Show that if \(X\) is a Poisson random variable with parameter \(\mu\), there exists a constant \(c>0\) such that for \(t>\mu+1\), \(\mathbb{P}(X-\mu \geq t)\geq ce^{-2t\log (1+(t+1)/\mu)}\).

Let \( X_1, X_2, \ldots \) be an infinite sequence of standard normal random variables which are not necessarily independent. Show that there exists a universal constant \( C \) such that \(\mathbb{E} \left[ \max_i \frac{|X_i|}{\sqrt{1 + \log i}} \right] \leq C\).
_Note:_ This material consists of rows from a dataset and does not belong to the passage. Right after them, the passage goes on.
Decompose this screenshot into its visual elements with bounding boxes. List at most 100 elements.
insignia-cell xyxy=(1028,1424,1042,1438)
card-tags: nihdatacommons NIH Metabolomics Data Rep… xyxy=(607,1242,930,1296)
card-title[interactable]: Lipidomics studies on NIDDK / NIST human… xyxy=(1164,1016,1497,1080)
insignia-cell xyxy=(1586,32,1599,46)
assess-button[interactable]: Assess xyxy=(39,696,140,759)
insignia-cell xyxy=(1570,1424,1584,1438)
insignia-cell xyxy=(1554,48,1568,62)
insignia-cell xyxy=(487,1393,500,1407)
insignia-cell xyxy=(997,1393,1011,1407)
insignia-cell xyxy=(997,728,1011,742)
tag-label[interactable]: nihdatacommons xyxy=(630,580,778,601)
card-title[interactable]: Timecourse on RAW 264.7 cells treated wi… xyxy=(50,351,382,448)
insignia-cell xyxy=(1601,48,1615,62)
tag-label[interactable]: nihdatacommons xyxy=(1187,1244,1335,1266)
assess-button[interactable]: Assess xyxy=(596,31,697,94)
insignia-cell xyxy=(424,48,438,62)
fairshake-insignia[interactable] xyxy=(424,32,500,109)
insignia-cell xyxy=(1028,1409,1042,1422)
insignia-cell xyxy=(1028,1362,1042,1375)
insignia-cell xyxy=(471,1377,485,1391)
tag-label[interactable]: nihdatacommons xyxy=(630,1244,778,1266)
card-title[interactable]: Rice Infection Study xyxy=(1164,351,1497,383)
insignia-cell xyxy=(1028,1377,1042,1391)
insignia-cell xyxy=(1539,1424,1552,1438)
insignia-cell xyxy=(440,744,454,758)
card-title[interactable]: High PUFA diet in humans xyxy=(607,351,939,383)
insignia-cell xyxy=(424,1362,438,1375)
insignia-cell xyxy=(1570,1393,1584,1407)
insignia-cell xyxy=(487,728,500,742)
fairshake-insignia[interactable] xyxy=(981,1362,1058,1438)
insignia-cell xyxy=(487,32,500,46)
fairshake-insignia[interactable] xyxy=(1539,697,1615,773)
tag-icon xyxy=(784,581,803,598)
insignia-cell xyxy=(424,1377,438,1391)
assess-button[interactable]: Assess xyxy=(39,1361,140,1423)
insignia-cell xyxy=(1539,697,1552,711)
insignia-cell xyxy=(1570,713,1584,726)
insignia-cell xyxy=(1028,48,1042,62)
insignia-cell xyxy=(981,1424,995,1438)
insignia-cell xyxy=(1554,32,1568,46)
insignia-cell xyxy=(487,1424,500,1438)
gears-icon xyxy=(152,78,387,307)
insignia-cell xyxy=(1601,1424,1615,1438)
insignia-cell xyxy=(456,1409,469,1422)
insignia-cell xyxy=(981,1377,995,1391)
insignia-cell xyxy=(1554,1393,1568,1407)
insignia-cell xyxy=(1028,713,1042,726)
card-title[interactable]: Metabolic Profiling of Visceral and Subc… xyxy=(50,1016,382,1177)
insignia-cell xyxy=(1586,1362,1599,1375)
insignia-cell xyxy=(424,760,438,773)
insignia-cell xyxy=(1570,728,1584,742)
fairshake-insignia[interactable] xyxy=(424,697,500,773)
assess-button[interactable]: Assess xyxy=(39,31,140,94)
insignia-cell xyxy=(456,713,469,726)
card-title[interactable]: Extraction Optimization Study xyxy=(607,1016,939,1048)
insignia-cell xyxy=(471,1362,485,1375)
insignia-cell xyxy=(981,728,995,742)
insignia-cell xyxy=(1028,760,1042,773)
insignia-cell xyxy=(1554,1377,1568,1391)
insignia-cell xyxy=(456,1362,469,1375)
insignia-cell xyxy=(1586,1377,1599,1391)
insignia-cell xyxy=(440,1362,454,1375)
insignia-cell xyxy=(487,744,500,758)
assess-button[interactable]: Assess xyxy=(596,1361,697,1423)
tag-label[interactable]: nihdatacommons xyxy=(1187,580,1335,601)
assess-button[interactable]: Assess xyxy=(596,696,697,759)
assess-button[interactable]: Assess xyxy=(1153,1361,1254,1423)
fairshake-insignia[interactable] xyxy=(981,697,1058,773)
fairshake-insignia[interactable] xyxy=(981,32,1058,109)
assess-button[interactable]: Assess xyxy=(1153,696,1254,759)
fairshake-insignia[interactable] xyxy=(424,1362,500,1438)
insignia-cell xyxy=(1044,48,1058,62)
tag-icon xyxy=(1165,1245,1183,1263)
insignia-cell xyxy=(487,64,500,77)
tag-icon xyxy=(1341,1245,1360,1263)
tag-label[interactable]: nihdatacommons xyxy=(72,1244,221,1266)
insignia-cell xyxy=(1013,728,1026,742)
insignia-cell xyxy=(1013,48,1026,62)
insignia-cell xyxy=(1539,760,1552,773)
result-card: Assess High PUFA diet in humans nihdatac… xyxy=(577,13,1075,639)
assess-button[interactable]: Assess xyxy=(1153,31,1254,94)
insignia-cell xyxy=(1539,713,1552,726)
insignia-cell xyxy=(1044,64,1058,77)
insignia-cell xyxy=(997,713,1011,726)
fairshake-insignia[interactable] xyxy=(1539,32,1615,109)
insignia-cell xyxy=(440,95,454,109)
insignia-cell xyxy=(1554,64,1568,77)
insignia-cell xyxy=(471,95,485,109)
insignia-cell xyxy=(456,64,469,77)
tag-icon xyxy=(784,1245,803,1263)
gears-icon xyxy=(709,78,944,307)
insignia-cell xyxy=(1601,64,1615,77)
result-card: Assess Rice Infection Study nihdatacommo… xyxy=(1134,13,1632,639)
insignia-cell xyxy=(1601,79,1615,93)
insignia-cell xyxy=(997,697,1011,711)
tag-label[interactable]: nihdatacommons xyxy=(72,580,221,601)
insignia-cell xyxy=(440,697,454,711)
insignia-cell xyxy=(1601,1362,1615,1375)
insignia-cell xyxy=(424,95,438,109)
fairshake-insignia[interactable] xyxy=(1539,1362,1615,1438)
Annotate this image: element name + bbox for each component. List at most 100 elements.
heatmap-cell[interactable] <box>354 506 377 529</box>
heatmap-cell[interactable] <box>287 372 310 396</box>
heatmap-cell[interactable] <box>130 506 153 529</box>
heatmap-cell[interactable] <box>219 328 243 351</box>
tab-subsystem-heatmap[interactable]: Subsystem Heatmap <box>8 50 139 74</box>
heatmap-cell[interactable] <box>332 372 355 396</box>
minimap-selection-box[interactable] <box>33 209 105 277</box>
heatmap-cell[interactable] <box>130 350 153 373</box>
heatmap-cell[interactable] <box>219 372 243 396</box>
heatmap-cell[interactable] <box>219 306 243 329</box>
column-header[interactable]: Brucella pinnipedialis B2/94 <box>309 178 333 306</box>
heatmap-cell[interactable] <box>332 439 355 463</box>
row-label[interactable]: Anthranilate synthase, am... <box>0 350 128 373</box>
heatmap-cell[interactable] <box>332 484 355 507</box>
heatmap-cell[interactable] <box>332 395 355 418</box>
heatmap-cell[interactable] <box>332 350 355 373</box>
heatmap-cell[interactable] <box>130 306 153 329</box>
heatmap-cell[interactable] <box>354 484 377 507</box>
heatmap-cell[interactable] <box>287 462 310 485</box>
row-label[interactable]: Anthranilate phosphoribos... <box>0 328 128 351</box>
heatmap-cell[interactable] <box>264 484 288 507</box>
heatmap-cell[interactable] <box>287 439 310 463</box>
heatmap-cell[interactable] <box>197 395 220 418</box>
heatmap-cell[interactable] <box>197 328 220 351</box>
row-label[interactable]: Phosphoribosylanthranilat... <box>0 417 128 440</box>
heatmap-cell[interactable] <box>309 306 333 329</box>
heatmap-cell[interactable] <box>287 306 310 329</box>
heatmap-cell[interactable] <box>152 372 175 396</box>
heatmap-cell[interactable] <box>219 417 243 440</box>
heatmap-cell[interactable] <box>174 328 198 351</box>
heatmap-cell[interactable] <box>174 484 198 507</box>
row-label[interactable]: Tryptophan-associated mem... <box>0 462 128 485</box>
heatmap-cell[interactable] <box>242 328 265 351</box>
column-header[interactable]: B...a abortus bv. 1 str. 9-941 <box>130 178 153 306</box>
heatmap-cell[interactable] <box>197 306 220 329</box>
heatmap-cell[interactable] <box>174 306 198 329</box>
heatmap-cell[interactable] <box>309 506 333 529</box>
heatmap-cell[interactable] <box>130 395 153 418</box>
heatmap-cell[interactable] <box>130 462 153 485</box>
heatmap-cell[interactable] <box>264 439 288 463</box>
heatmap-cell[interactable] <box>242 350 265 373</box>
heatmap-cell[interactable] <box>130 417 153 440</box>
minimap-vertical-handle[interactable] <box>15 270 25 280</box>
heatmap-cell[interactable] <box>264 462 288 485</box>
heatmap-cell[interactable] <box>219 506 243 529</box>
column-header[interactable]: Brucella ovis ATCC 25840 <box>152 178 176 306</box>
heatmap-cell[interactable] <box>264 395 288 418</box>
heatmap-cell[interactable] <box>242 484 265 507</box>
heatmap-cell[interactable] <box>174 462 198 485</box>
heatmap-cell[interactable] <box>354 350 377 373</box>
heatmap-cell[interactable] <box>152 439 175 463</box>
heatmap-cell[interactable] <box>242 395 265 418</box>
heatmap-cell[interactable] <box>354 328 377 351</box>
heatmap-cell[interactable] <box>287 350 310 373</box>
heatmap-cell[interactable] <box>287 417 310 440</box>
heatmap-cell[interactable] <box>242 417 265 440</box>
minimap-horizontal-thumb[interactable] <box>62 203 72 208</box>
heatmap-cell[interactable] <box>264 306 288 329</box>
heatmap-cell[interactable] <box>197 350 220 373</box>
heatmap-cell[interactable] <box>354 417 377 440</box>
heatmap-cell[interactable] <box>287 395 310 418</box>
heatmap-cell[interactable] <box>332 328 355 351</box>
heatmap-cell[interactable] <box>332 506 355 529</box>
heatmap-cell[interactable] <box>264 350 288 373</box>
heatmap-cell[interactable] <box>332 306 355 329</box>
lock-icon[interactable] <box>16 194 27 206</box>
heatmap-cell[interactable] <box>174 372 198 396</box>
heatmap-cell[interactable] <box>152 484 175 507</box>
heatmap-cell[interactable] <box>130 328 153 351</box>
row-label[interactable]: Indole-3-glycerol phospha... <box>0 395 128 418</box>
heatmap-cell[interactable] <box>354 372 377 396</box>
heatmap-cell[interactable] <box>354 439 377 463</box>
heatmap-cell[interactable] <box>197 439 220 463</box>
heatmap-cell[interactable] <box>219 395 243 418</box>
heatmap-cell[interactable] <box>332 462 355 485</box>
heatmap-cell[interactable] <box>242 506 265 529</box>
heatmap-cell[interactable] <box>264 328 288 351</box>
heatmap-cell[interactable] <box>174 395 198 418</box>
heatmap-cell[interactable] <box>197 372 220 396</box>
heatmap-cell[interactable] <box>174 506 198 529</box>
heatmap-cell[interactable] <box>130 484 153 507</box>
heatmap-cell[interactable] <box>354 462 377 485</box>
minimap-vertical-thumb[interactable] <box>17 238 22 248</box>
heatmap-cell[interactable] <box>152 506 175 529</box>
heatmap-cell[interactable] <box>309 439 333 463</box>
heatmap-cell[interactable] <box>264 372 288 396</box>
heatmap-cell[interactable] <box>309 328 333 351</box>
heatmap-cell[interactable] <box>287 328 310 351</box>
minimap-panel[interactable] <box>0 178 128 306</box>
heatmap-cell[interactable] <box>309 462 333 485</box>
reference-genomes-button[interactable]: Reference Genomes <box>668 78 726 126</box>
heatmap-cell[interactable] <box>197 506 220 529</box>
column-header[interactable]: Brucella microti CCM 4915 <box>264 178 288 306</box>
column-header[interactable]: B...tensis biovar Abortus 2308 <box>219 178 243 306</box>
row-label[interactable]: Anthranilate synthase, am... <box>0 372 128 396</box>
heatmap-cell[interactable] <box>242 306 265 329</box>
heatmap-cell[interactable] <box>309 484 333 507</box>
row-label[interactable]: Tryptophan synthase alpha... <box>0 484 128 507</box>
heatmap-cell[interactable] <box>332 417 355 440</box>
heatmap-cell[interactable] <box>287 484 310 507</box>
Let \( X \in \mathbb{R}^{n \times n} \) be a symmetric matrix with eigenvalues \( \lambda_i \) and orthonormal eigenvectors \( u_i \). The spectral decomposition gives \( X = \sum_{i=1}^n \lambda_i u_i u_i^\top \). For a function \( f : \mathbb{R} \to \mathbb{R} \), define \( f(X) := \sum_{i=1}^n f(\lambda_i) u_i u_i^\top \). Let \( X, Y \in \mathbb{R}^{n \times n} \) be symmetric. Is it always true that \( e^{X+Y} = e^X e^Y \)? If not, under what conditions does the equality hold?